Monday, October 18, 2010

book review - The Land of Green Plums - Herta Muller


"Edgar nodded and Georg said: Everyone's a villager here. Our heads may have left home, but our feet are just standing in a different village. No cities can grow in a dictatorship, because everything stays small when it's being watched."


There is a moment early on in this book when four student friends find that they need to find a place to hide some books. Who can they trust in a state where informers and eyes are watching everywhere? Just hiding a book is something that could potentially land you in hot water so reasonably quickly you are introduced to the author's world of paranoia and fear.

The world where Georg, Kurt, Edgar and the female narrator occupy is one dominated by Ceausescu and it is a regime that is determined to crush individualism and any potential threat to the state. One of the victims of that regime is Lola who chooses to take her own life early on in the story after she comes up against the brutality of the state.

Her example unites four students who share the same views on the system and the same urge to defy it. Not defy it in terms of demonstrations and political actions but defy it in terms of wanting freedom of thought. The story follows them as they leave college and get jobs in factories where they are constantly kept under surveillance. They meet their nemesis in the secret service who is determined to break them and harasses their families as well as getting the few neutral friends to turn on them.

The style is almost diary like with small to long passages coming on top of each other to give you an idea of what it must be like to live in a society where the fear of the state is the first lesson handed down from parent to child and the consequences of free thought are dire.

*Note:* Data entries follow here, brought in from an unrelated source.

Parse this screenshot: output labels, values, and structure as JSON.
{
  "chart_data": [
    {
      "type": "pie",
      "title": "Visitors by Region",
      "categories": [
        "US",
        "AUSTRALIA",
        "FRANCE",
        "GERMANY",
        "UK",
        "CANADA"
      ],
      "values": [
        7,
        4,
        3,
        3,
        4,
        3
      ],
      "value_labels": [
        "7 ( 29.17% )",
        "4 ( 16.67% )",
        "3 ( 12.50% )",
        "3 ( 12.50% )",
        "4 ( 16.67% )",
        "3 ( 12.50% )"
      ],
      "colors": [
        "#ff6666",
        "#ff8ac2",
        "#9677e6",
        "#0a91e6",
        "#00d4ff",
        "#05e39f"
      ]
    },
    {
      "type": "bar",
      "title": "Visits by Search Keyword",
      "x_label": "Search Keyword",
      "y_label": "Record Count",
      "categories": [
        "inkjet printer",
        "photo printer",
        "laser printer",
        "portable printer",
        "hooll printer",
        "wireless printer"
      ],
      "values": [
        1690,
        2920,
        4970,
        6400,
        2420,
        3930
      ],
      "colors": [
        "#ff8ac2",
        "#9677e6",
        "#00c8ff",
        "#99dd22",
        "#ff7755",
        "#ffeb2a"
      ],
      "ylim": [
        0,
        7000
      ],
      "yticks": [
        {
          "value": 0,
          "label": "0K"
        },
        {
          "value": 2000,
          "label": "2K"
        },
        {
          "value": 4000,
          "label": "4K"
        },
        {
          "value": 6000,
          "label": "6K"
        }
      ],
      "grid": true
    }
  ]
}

Even when they escape the country they can never really escape the fear, the sense of surveillance and the threat from a regime that has to squash anyone who disagrees with them. It might not be easy to follow on occasions and the jerky results of it being clipped passages makes it difficult for the narrative to flow sometimes.

But the feeling it provides is one that is going to be more memorable than the story. The sense of paranoia, fear and the limits to where an individual can escape to when the only real escape is in their head is brilliantly delivered.